Limitations include the small number of study patients, the retrospective study design (using prospectively collected data), and the isolated use of LCEA to define dysplasia. Pereira and colleagues23 recommended using LCEA with Tönnis angle to define minor dysplasia. Although dysplasia cannot be precisely defined with only this radiographic measurement, LCEA has been shown to be a reliable, clinically relevant measure.24 In addition, LCEA has been used in most reports on arthroscopic management of dysplastic hips and thus allows for comparison. Furthermore, other studies have used LCEA of <15° as a threshold between mild and severe dysplasia, and we did as well. This broad inclusion criterion allowed for heterogeneity in our mild dysplasia cohort and was a study limitation. Interobserver reliability of measured LCEA was not assessed and is another limitation.

The initial prospective study (2009) did not record α angles to quantify cam FAI. This is a study limitation. However, the surgical range-of-motion endpoints considered sufficient for cam decompression were the same in both cohorts. In addition, femoral version was not assessed in the original database (2009-2010), as this aspect of hip anatomy was not thought significant during initial data collection. These areas of interest merit further investigation.

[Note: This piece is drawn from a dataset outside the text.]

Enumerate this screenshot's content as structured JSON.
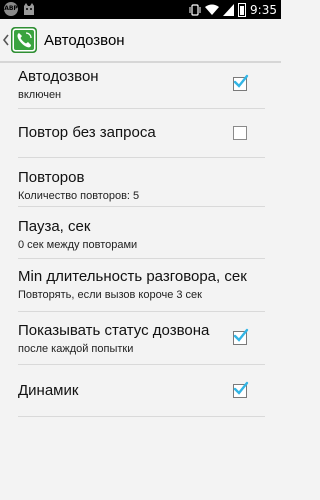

Use of a focal pincer cohort may be challenged as a suboptimal control group. However, there were very few completely normal acetabulae with pure cam FAI in the original prospective study, and the focal pincer cohort was used as a control cohort in previous studies.25

Conclusion

The common combination of mild dysplasia and cam FAI has poorer outcomes than mixed FAI after arthroscopic surgery without capsular repair.